I’ve decided to adopt this clever strategy to spice up my social life. Next time I see my buddies, I’m going to claim that I enjoyed a week of debauchery with the Victoria’s Secret models. And if any of them are rude enough to point out that I’m lying, I’ll simply explain that I started with an assumption of spending -7 nights with the supermodels. And since I actually spent zero nights with them, that means a net of +7. Some of you may be wondering whether it makes sense to begin with an assumption of “-7 nights,” but I figure that’s okay since Keynesians begin with the assumption that you can increase your prosperity by transferring money from your left pocket to your right pocket.
 
Since I’m a gentleman, I’m not going to share any of the intimate details of my escapades, but I will include an excerpt from an editorial in today’s Wall Street Journal about the Obama Administration’s make-believe jobs.
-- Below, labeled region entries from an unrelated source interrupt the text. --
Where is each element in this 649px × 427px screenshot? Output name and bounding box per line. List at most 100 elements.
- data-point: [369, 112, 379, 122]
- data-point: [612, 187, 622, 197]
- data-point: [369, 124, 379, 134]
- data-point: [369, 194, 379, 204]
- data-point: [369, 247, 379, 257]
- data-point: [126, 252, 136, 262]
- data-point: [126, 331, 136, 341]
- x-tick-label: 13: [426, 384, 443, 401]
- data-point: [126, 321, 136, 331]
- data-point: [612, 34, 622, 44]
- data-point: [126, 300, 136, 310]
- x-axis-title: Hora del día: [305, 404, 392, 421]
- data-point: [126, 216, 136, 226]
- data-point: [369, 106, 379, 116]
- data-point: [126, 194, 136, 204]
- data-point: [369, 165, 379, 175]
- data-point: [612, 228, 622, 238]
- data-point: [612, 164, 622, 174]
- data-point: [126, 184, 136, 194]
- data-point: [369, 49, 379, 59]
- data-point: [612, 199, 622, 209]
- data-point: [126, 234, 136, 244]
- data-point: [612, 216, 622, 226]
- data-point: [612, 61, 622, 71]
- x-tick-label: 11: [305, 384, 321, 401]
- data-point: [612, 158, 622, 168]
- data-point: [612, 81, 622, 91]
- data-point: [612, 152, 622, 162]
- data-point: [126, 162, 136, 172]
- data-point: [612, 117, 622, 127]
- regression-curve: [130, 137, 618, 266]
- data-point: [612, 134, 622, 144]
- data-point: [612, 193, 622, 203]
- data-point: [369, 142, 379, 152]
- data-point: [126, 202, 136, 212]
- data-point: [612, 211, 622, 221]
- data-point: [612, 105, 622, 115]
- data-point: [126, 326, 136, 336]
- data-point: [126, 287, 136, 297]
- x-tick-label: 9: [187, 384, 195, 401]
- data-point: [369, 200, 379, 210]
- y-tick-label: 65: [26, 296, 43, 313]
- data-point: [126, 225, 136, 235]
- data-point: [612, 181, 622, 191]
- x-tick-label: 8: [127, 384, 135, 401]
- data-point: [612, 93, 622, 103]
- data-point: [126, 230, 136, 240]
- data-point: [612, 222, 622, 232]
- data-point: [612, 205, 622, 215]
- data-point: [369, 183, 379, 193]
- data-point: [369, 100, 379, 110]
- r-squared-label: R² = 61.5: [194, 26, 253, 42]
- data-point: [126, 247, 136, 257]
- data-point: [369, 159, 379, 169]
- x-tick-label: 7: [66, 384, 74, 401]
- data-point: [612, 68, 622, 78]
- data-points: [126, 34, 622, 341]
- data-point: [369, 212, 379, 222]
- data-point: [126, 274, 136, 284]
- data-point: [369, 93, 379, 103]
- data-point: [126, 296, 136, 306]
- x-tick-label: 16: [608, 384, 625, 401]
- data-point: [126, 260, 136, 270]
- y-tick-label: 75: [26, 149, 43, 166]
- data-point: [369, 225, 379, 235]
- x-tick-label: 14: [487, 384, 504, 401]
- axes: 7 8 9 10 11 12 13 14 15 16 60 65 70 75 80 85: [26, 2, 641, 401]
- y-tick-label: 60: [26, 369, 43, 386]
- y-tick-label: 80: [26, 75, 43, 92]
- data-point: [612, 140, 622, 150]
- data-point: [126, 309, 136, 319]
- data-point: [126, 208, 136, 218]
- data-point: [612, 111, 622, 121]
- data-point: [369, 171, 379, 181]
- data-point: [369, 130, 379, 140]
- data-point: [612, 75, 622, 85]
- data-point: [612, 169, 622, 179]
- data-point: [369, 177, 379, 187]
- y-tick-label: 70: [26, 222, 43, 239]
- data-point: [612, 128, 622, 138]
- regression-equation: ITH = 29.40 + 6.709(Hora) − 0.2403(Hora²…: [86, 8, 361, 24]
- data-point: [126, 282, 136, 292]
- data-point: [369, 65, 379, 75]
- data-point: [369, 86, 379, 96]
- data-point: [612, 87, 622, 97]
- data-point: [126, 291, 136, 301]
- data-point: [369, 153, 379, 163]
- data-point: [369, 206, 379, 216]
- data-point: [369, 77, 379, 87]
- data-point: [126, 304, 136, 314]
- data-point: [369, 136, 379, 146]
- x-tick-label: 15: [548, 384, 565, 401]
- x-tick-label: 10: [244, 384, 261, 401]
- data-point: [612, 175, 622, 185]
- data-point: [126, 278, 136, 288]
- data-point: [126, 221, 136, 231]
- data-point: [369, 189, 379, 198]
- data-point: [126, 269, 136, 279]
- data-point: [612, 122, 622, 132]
President Obama’s chief economist announced that the plan had “created or saved” between 2.5 million and 3.6 million jobs and raised GDP by 2.7% to 3.2% through June 30. Don’t you feel better already? Christina Romer went so far as to claim that the 3.5 million new jobs that she promised while the stimulus was being debated in Congress will arrive “two quarters earlier than anticipated.” Yup, the official White House line is that the plan is working better than even they had hoped. We almost feel sorry for Ms. Romer having to make this argument given that since February 2009 the U.S. economy has lost a net 2.35 million jobs. Using the White House “created or saved” measure means that even if there were only three million Americans left with jobs today, the White House could claim that every one was saved by the stimulus. …White House economists…said the unemployment rate would peak at 9% without the stimulus (there’s your counterfactual) and that with the stimulus the rate would stay at 8% or below. In other words, today there are 700,000 fewer jobs than Ms. Romer predicted we would have if we had done nothing at all. If this is a job creation success, what does failure look like? …All of these White House jobs estimates are based on the increasingly discredited Keynesian spending “multiplier,” which according to White House economist Larry Summers means that every $1 of government spending will yield roughly $1.50 in higher GDP. Ms. Romer thus plugs her spending data into the Keynesian computer models and, presto, out come 2.5 million to 3.6 million jobs, even if the real economy has lost jobs. To adapt Groucho Marx: Who are you going to believe, the White House computer models, or your own eyes?